Yanağımdan akan yaşları hissetmem zaman aldı. Sonrasında ise hıçkırıklara boğuldum. Babam beni güvenli kollarının arasına alıp sıkıca sarıldı. O sarıldı, başımı okşadı ve ben ağlamaya devam ettim.

"Ya, neyin var?" Annemin sesini tekrar duyduğumda babamdan geri çekildim. Yüzlerini inceledim. Bıraktığım gibilerdi.

"Tatlım neyin var? Anlat bize." Babam ellerimden tutarak konuştu. Hıçkırıklarım yüzünden bir süre sorduğu soruya cevap veremedim. Gözyaşlarım hiç durmayacakmış gibi akıyordu.

"Ama siz ölmüştünüz." Diyebildim. "Daha birkaç gün önce mezarınıza gittim. Nasıl bu kadar gerçek olabiliyorsunuz?" Hıçkırıklarım arasında konuşabildiğim kadar konuştum. Onları böylesine çok özlediğimi bende bilmiyordum.

"Geçti... Geçti... Sadece kötü bir rüyaydı. Güçlerin yüzünden olmalı." Babam yeniden bana sarıldı. Aynen, bütün yaşadıklarım bir rüya olmalıydı. Gözlerimi kapatıp kendimi aileme teslim ettim.

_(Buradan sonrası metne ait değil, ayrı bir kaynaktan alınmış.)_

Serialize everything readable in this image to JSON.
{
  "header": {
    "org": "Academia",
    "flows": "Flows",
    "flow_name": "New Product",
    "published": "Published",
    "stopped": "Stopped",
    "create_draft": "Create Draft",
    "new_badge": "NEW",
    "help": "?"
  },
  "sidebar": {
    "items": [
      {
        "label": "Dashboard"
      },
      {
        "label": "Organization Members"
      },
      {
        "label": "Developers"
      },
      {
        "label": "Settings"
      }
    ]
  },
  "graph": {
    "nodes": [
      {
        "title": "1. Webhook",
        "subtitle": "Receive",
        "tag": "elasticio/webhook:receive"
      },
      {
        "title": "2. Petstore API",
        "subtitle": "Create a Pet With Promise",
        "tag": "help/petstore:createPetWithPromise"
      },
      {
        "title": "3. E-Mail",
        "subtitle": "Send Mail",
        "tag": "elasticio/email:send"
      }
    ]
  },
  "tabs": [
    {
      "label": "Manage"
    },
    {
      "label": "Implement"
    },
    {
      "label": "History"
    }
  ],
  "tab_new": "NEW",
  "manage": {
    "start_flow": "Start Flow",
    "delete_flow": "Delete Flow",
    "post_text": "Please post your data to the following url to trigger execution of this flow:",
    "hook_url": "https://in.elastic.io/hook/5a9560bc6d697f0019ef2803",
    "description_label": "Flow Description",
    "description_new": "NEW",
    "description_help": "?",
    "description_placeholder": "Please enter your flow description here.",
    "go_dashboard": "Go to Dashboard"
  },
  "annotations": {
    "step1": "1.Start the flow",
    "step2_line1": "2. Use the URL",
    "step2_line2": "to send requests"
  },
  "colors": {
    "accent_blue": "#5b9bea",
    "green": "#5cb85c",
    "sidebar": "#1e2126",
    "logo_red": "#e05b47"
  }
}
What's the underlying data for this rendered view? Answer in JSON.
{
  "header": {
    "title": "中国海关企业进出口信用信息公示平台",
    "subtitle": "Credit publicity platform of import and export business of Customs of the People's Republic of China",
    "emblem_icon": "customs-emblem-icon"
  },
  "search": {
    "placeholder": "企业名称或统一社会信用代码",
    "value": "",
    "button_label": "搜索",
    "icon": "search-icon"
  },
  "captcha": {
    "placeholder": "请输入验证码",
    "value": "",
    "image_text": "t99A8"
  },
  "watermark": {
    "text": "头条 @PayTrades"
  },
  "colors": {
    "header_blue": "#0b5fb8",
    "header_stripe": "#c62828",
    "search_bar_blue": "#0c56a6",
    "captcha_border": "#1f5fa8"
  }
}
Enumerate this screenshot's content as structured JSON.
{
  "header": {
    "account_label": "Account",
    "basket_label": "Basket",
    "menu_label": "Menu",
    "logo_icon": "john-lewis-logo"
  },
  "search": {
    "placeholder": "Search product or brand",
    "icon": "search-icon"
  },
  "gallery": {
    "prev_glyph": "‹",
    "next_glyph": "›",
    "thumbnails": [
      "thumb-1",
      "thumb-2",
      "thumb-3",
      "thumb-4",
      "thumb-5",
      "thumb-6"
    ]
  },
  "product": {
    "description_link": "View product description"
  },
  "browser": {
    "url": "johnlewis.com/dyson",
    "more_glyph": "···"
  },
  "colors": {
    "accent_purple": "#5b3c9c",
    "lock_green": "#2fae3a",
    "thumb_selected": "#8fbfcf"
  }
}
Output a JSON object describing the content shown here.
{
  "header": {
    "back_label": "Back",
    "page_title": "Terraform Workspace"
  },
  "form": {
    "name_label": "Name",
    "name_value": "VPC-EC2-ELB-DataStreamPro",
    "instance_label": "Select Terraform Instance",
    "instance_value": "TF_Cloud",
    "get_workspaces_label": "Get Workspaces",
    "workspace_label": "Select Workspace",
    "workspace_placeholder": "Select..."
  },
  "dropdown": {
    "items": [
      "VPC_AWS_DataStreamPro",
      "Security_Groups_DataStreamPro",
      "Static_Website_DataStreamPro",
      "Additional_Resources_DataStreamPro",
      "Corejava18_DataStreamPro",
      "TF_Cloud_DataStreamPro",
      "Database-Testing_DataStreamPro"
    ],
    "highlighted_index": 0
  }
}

Ve bulunduğum şu zamanın bir rüya olmaması için yalvardım.

"Gel benimle. Yüzünü yıkayalım." Annem beni babamdan ayırdı ve elimden tuttu. İkisine de doya doya bakmak için biraz bekledim. Fakat sonra bir şeyi fark ettim.

"Anne bu bir rüya olamaz değil mi?" Gözümdeki yaşlar hiç durmadan akmaya devam ediyordu.

"Hayır tatlım. Olamaz."

"O zaman..." Yutkundum. "O zaman neden sizin... Gözleriniz kırmızı?" Annemin elini bıraktım. Babamın ve annemin gözlerinin benim gözlerimden bir farkı yoktu. Ellerim titremeye başladı. Korkuyordum. Kaçmak için geri geri adımlar atmaya başladım. Fakat mutfaktan bir türlü çıkamıyordum. Sanki ayaklarım zemine yapışmıştı. Gözlerimi kapatıp çığlık atmaya başladım. Bağırabildiğim kadar bağırdım, ağlayabildiğim kadar ağladım.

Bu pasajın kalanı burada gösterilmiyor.